Tunable Nucleate Boiling using Electric Fields and Ionic Surfactants

US Patent Pending 2015-0167959
Turning bubbles on and off during boiling using charged surfactants
Nature Communications, Oct. 21, 2015 Article number: 8599


This technology enhances boiling heat transfer, which can be used for steam generation, distillation, heat dissipation, or any other application where a controlled heat transfer rate is desired. Fields of use range from domestic cooking to power plants.

Problem Addressed

A heat transfer coefficient (HTC) is defined between a hot surface and boiling fluid. To increase boiling efficiency the HTC should be increased; however, as the superheat increases a critical heat flux (CHF) is reached, where coalescence of bubbles at the surface causes a vapor film to form that impedes the heat transfer. Typically, the CHF is maximized by increasing surface roughness and wettability; however, highly wetting behavior suppresses nucleation. Thus superheats are larger for a highly wetting surface, which is non-ideal from an HTC and energy efficiency standpoint. This technology increases the HTC and energy efficiency by adding surfactants to the fluid and applying an electric field to the system.

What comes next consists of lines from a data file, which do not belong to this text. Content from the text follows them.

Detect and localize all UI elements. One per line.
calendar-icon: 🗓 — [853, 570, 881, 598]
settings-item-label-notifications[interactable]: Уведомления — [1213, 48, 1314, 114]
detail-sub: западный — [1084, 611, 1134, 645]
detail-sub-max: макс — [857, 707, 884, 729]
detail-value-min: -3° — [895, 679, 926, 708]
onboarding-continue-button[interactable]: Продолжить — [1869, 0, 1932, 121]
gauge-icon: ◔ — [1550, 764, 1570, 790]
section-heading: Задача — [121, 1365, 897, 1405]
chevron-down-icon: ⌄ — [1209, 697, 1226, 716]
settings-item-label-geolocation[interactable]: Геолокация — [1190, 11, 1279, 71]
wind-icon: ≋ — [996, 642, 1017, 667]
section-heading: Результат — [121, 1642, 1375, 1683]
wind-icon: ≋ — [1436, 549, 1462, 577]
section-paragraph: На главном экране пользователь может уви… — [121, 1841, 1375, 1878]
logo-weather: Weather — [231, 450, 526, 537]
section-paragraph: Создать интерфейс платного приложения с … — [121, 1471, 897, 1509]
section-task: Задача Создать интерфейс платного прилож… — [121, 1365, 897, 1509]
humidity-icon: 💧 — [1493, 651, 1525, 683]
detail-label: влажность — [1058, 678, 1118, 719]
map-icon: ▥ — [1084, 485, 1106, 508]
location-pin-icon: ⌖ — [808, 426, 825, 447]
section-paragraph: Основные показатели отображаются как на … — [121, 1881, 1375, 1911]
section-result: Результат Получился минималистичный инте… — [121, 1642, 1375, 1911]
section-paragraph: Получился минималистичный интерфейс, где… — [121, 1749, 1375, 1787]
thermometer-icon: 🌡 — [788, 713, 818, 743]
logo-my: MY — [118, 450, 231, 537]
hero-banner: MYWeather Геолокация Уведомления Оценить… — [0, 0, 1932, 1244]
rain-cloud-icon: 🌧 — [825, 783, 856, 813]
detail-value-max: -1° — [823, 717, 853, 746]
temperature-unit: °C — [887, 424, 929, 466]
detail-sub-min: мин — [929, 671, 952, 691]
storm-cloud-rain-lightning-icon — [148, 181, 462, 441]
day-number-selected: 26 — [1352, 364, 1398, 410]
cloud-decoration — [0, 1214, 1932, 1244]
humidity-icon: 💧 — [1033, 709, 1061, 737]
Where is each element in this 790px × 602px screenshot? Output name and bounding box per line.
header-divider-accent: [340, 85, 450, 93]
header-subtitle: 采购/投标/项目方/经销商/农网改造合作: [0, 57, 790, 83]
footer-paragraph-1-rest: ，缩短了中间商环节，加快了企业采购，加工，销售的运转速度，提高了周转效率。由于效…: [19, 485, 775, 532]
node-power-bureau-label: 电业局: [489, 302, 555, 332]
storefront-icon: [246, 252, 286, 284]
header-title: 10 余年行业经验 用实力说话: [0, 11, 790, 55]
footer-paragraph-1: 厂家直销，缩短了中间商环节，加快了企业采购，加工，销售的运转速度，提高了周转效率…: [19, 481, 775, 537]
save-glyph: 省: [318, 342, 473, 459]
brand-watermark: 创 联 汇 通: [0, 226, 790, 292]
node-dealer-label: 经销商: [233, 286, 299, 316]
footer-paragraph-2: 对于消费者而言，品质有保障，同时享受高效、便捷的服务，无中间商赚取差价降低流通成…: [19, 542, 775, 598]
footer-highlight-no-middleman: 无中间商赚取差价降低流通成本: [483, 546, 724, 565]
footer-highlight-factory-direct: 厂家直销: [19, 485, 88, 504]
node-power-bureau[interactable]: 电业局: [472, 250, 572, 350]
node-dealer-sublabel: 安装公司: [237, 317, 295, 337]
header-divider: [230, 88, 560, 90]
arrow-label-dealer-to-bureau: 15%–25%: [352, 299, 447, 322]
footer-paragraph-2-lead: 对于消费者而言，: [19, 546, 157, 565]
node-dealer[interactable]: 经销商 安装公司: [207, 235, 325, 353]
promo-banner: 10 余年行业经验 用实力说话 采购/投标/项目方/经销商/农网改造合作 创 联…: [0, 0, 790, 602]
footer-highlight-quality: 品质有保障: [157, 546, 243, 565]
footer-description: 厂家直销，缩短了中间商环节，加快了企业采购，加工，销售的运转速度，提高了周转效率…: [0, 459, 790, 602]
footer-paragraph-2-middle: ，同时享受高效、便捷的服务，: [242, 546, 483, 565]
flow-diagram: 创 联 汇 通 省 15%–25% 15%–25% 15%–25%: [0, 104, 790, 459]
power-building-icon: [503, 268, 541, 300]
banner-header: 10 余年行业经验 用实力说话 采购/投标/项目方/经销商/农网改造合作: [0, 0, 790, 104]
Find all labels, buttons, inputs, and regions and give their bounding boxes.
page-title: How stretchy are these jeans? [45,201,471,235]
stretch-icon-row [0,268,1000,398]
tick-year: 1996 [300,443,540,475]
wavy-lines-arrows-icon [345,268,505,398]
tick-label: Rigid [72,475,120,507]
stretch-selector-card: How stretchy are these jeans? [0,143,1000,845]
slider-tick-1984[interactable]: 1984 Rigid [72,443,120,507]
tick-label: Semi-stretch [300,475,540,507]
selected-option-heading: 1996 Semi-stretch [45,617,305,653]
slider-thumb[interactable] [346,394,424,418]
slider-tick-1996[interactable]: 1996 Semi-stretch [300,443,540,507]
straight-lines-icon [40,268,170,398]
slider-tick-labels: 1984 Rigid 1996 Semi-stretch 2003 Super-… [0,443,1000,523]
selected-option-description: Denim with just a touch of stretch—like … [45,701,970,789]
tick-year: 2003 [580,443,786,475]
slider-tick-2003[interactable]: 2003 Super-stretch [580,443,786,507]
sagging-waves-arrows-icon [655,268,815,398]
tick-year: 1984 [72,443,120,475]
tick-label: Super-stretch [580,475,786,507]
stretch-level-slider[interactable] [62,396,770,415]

The system consists of a boiling surface, a fluid, a charged surfactant in the fluid, and a counter-electrode. The surfactant increase the HTC and decreases the wettability through solid-liquid adsorption, rendering the surface less wettable and promoting nucleation. In order to maximize capacitance (adsorption of the surfactant) at the boiling surface, the counter-electrode should have a much higher surface area than the boiling surface area. It was observed that the HTC increased with an applied electric field. For negatively charged surfactants a negative field and for positively charged surfactants a positive field increased the HTC. The tunability of the HTC was ±10%. This means that by adding surfactants and applying an appropriate electric field the efficiency of boiling is increased which can decrease the operation cost.